Im Safari gab es vier Live-Sex-Shows pro Abend, sechs Abende die Woche. Dorthin wechselte Pierron 1976. Inhaber Hans-Henning Schneidereit versprach ihm das Doppelte dessen, was er im Salambo verdient hatte und übertrug ihm neben der künstlerischen Leitung für das Safari auch die des Colibri. Im Jahr 2000 wurden die beiden Geschäftspartner: Pierron übernahm das Safari zu 49 Prozent.Im Safari fing Pierron an zu trinken. „Schneidereit hat gesagt: ‚Ein Mann, der nicht trinkt, ist kein Mann‚. Also habe ich getrunken.“ Dieser Chef und Geschäftspartner sei ganz anders als René Durand gewesen, der Träumer: Schneidereit war ein Geschäftsmann. Und die Geschäfte liefen gut, auch in den 80ern noch, sodass der Inhaber das Safari kurz nach der Wende komplett sanieren ließ. Er habe Pierron 500.000 DM für den Umbau gegeben und gesagt: „Jeff, du bist der einzige Franzose hier, der so viel Geld ausgeben kann!“
Im Jahr 2000 hatte Schneidereit seinem Partner noch prophezeit: „Wenn es gut läuft, können wir den Laden noch zehn Jahre halten.“ Da waren die anderen Live-Sex-Läden in der Großen Freiheit schon Geschichte. Gegenüber dem Safari hatte die 99 Cent Bar eröffnet und da, wo mal das Salambo war, stand jetzt das Dollhouse. Das Safari hatte seinen Ruf und war außerdem der letzte Ort für solche Live-Sex-Shows in ganz Deutschland. Aber Pierron gefiel der Stil nicht, mit dem Schneidereit, der ja immer noch 51 Prozent hielt, den Laden führte – Petereit habe nie etwas ändern wollen, sagt Pierron, dabei hätten sich die Zeiten geändert.

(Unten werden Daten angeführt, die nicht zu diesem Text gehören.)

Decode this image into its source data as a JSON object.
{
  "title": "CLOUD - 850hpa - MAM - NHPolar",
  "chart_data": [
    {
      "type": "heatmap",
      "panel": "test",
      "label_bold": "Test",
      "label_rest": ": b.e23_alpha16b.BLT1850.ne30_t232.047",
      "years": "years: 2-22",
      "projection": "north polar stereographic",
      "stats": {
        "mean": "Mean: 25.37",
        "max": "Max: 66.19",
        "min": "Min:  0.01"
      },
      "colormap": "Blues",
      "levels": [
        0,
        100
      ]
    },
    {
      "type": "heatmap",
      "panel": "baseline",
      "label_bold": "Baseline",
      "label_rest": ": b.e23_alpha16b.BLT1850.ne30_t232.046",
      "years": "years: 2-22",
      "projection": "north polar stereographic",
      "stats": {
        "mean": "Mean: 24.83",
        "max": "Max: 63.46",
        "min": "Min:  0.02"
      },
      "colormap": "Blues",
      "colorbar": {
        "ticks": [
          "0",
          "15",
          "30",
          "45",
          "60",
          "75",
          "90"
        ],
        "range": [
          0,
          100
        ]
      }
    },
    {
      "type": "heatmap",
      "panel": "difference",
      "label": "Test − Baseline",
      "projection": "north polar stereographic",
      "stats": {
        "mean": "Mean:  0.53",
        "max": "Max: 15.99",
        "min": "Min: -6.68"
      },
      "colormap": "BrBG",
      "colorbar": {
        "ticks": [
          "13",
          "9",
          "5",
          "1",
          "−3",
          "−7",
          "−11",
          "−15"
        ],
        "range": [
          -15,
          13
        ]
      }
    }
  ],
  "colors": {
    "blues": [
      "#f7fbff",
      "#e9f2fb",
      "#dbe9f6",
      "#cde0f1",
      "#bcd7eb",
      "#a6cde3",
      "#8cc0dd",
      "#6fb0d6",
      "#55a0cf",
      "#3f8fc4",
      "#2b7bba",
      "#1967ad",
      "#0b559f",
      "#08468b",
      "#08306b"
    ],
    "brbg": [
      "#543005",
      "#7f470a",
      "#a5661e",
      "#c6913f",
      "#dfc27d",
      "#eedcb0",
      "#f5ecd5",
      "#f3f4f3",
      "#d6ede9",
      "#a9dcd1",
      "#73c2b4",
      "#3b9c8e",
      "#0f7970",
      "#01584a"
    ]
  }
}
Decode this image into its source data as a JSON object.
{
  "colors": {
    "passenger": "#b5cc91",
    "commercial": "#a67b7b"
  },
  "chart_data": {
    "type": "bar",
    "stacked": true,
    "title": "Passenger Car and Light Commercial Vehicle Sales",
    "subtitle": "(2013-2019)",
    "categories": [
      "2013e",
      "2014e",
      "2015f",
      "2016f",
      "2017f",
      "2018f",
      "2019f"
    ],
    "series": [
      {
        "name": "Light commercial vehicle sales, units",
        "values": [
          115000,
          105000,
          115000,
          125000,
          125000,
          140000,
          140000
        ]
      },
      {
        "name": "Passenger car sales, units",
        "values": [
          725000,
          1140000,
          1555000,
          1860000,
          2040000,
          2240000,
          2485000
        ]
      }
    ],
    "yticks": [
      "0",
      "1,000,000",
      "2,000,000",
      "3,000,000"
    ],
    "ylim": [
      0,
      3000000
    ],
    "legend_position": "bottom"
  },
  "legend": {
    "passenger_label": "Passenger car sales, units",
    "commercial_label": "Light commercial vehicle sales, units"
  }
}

Hatte das Aufkommen der Videokassette dem live inszenierten Sex noch nicht das Genick gebrochen, brachte das Internet eine neue Qualität der Bedrohung. „Die Leute wollen zwar immer noch sehen, wie andere auf der Bühne bumsen“, sagt Pierron. „Aber sie wollen kein Geld mehr dafür ausgeben.“ Auch die Geschäftsleute blieben weg. Früher hätten sie auf dem Kiez immer gewusst: Wenn Messe ist, sind die Läden voll. „Heute ist die Internorga oder eine andere große Messe und – nichts.“
Vor dem Fenster der Monika Bar tummelt sich inzwischen das Wochenendpublikum. Eine Horde Junggesellinnen zieht vorbei, „Team Braut – heute wird gefeiert“ steht knallpink auf den schwarzen T-Shirts. „Es ist so nichtssagend geworden“, sagt Pierron. „Die Leute wollen vergessen. Sie sind nicht mehr in der Lage, sich ruhig irgendwo hinzusetzen und eine Show zu genießen.“
Und das Safari? 2013 verstarb Schneidereit – und nahm seinen Laden mit ins Grab: Der Pachtvertrag war allein auf ihn ausgestellt und seine Frau, die Erbin, wollte nicht weiter machen. Mehr als ein Jahr lang blieb der Laden geschlossen, bis er im vergangenen Jahr mit neuen Betreibern eröffnete – als Bierdorf. Bis Jeff Pierron dort zum ersten mal einen Fuß reinsetzt, muss man ihm sehr lange sehr gut zureden, ihn am Arm nehmen und über den roten Teppich führen, der zum Eingang führt – und versprechen, dass man schnell wieder geht, wenn es ganz schlimm ist.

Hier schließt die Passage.